Target Architecture | Supported offload-arch |
Example compile_flags |
---|---|---|
NVPTX | 5.2 to 9.0 | --offload-arch=sm_52 |
AMDGPU | GFX8 to GFX11 | --offload-arch=gfx1103 |
For instance, to build HIP code for an Nvidia Titan V with compute capability 7.0 you could write a target like this:
load("@rules_ll//ll:defs.bzl", "ll_binary")
ll_binary(
name = "my_hip_nvptx_target",
srcs = ["main.cpp"],
compilation_mode = "hip_nvptx",
compile_flags = [
"--offload-arch=sm_70",
],
)
For an AMD RX 7900 XT with compute capability GFX11 you could write a target like this:
load("@rules_ll//ll:defs.bzl", "ll_binary")
ll_binary(
name = "my_hip_amdgpu_target",
srcs = ["main.cpp"],
compilation_mode = "hip_amdgpu",
compile_flags = [
"--offload-arch=gfx1100",
],
)
Targeting all available architectures
Use the OFFLOAD_ALL_NVPTX
shortcut to target all supported NVPTX offload
architectures:
load("@rules_ll//ll:defs.bzl", "OFFLOAD_ALL_NVPTX", "ll_binary")
ll_binary(
name = "my_hip_nvptx_target",
srcs = ["main.cpp"],
compilation_mode = "hip_nvptx",
compile_flags = OFFLOAD_ALL_NVPTX,
)
Use the OFFLOAD_ALL_AMDGPU
shortcut to target all supported AMDGPU offload
architectures:
load("@rules_ll//ll:defs.bzl", "OFFLOAD_ALL_AMDGPU", "ll_binary")
ll_binary(
name = "my_hip_amdgpu_target",
srcs = ["main.cpp"],
compilation_mode = "hip_amdgpu",
compile_flags = OFFLOAD_ALL_AMDGPU,
)
Relocatable device code
To build relocatable device code,
add -fgpu-rdc
to compile_flags
. This lets you split device code into
different files for a cleaner repository layout. Note that this comes at the
cost of an often negligible runtime performance penalty:
ll_library(
name = "my_device_code",
srcs = ["device_code.cpp"],
exposed_hdrs = ["device_code_declaration.hpp"],
compilation_mode = "hip_nvptx",
compile_flags = [
"--offload-arch=sm_70",
"-fgpu-rdc",
],
)
ll_binary(
name = "my_hip_nvidia_target",
srcs = ["main.cpp"],
compilation_mode = "hip_nvptx",
compile_flags = [
"--offload-arch=sm_70",
"-fgpu-rdc",
],
deps = [
":my_device_code",
],
)
Caveats
C++ modules don't work with heterogeneous code yet.

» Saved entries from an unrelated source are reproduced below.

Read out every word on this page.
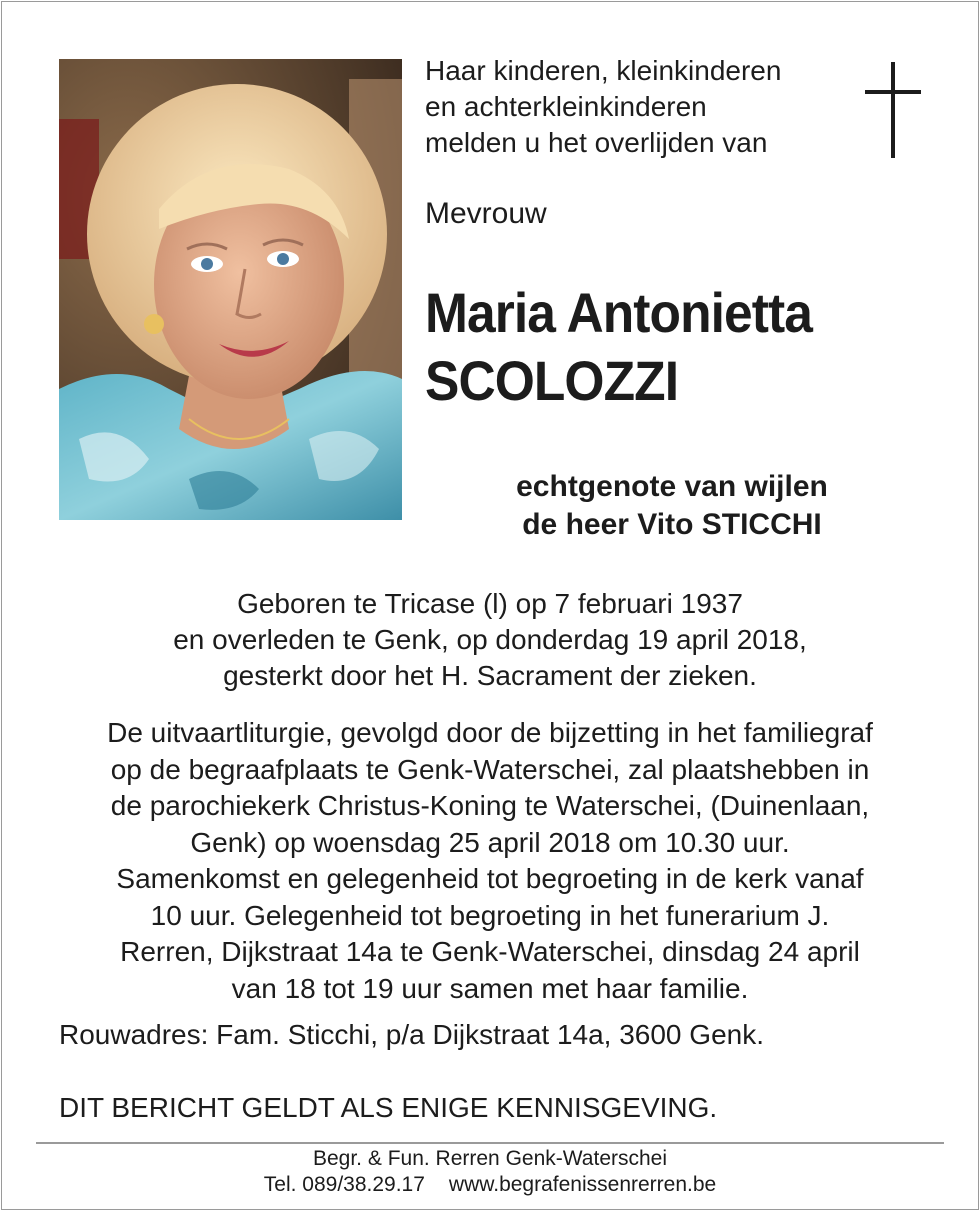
Haar kinderen, kleinkinderen
en achterkleinkinderen
melden u het overlijden van
Mevrouw
Maria Antonietta
SCOLOZZI
echtgenote van wijlen
de heer Vito STICCHI
Geboren te Tricase (l) op 7 februari 1937
en overleden te Genk, op donderdag 19 april 2018,
gesterkt door het H. Sacrament der zieken.
De uitvaartliturgie, gevolgd door de bijzetting in het familiegraf
op de begraafplaats te Genk-Waterschei, zal plaatshebben in
de parochiekerk Christus-Koning te Waterschei, (Duinenlaan,
Genk) op woensdag 25 april 2018 om 10.30 uur.
Samenkomst en gelegenheid tot begroeting in de kerk vanaf
10 uur. Gelegenheid tot begroeting in het funerarium J.
Rerren, Dijkstraat 14a te Genk-Waterschei, dinsdag 24 april
van 18 tot 19 uur samen met haar familie.
Rouwadres: Fam. Sticchi, p/a Dijkstraat 14a, 3600 Genk.
DIT BERICHT GELDT ALS ENIGE KENNISGEVING.
Begr. & Fun. Rerren Genk-Waterschei
Tel. 089/38.29.17 www.begrafenissenrerren.be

Targeting both NVPTX and AMDGPU in a single codebase requires separate targets,
making build files somewhat verbose. rules_ll
plans to change the API for
heterogeneous compilation to use platforms so that select
becomes viable for
such use cases.
Confusingly, the compilation_mode
flag in ll_*
targets has the name as the
unrelated --compilation_mode
flag for Bazel. Planned to change in the future.